The immediate impact of rate hikes are on the stock market and the valuations that some of the stocks enjoyed. Both S&P 500 and Nasdaq are flirting in the bear market territory. What’s in store in the near future remains to be seen. “It will be important to evaluate the impact of recent tightening measures taken by the policymakers in the next few months to be able to estimate the trajectory of future policy actions towards curbing inflation while supporting growth,” says Vivek Goel, Co-founder and Joint Managing Director, Tailwind Financial Services.
The rising interest rate scenario may initially have a negative impact on the economy and in turn on the stock market. Over time, how much impact higher rates have on the bottom line of companies will play a role in stock market performance.

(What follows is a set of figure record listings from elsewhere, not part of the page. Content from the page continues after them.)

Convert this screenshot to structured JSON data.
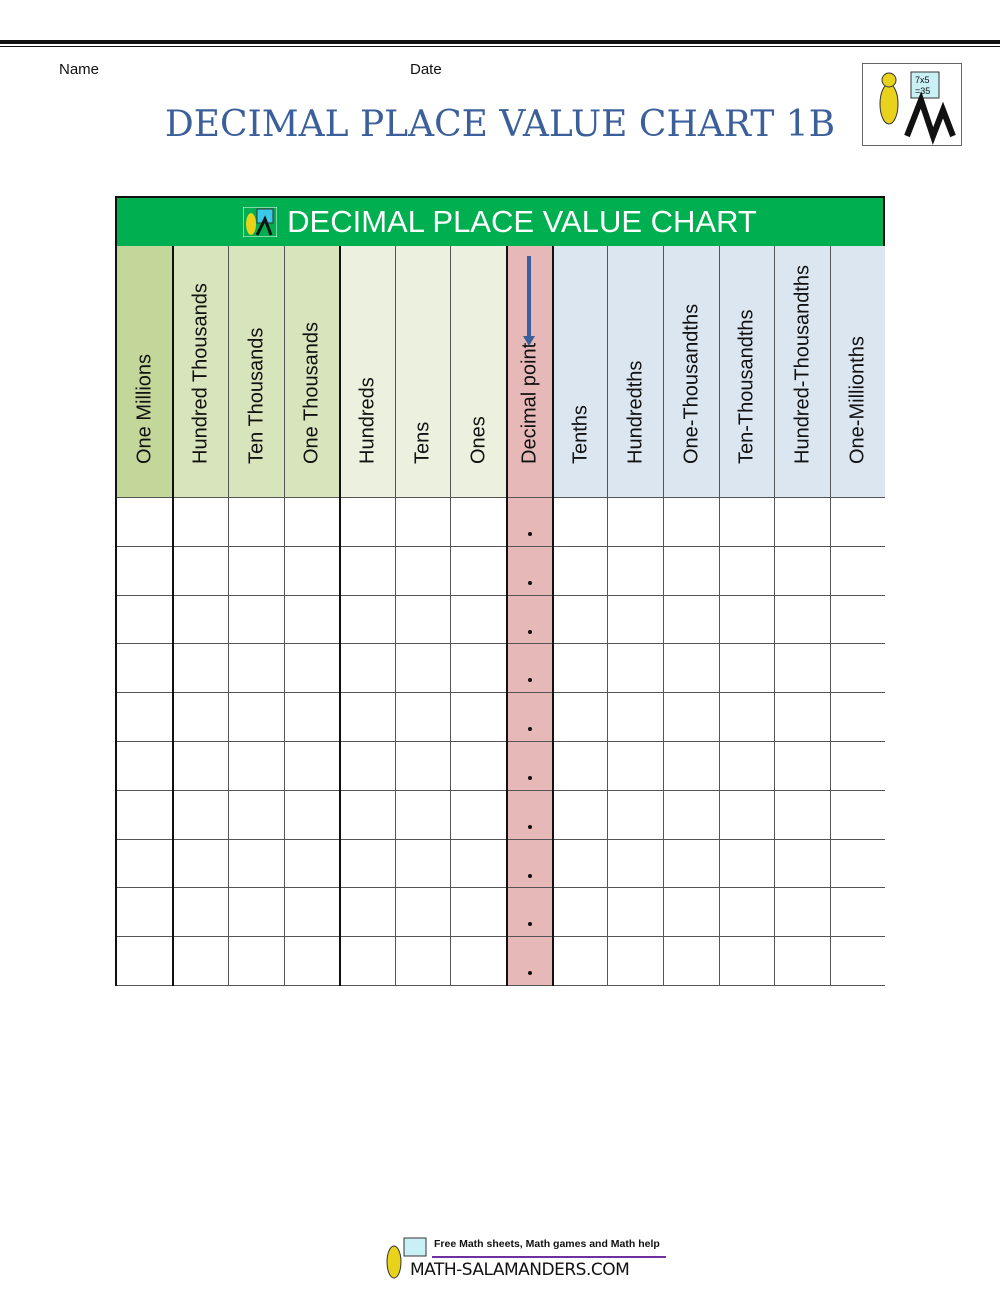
{
  "header": {
    "name_label": "Name",
    "date_label": "Date",
    "title": "DECIMAL PLACE VALUE CHART 1B"
  },
  "chart": {
    "title": "DECIMAL PLACE VALUE CHART",
    "header_color": "#00b050",
    "columns": [
      {
        "label": "One Millions",
        "color": "#c4d79b"
      },
      {
        "label": "Hundred Thousands",
        "color": "#d8e4bc"
      },
      {
        "label": "Ten Thousands",
        "color": "#d8e4bc"
      },
      {
        "label": "One Thousands",
        "color": "#d8e4bc"
      },
      {
        "label": "Hundreds",
        "color": "#ebf1de"
      },
      {
        "label": "Tens",
        "color": "#ebf1de"
      },
      {
        "label": "Ones",
        "color": "#ebf1de"
      },
      {
        "label": "Decimal point",
        "color": "#e6b8b7"
      },
      {
        "label": "Tenths",
        "color": "#dce6f1"
      },
      {
        "label": "Hundredths",
        "color": "#dce6f1"
      },
      {
        "label": "One-Thousandths",
        "color": "#dce6f1"
      },
      {
        "label": "Ten-Thousandths",
        "color": "#dce6f1"
      },
      {
        "label": "Hundred-Thousandths",
        "color": "#dce6f1"
      },
      {
        "label": "One-Millionths",
        "color": "#dce6f1"
      }
    ],
    "row_count": 10
  },
  "footer": {
    "tagline": "Free Math sheets, Math games and Math help",
    "site": "MATH-SALAMANDERS.COM"
  },
  "logo": {
    "text": "7x5 =35"
  }
}
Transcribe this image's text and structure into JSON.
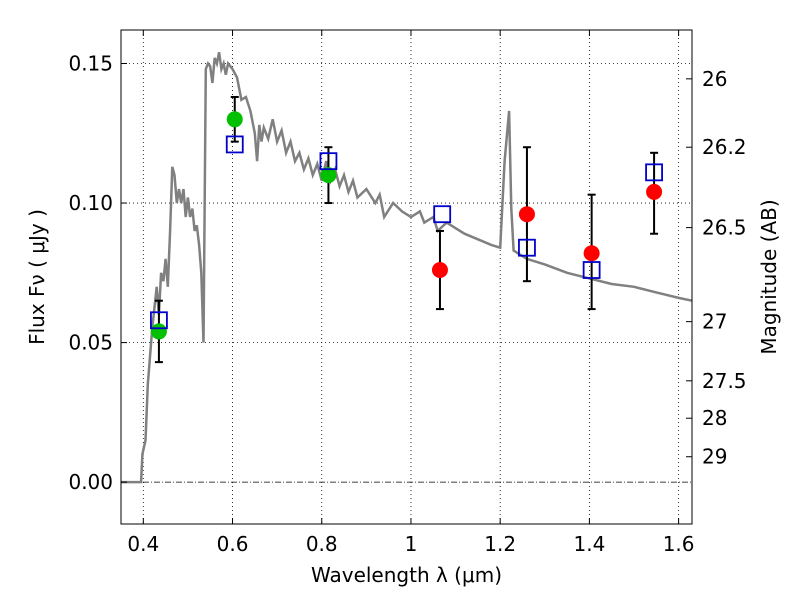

Bagla explains how rising rates may impact equities – The increase in US rates and tightening of global liquidity in the form of Quantitative Tightening will lead to dampening of demand, which should lead to lower growth and profitability for the corporate world. Also, the opportunity cost of deploying money in markets will go up.
Slower growth prospects, lower profitability, and higher discounting rates generally lead to lower stock markets. Over the next few months, as global central banks hike rates, even if as per market expectations, do not augur well for risky asset classes like equities.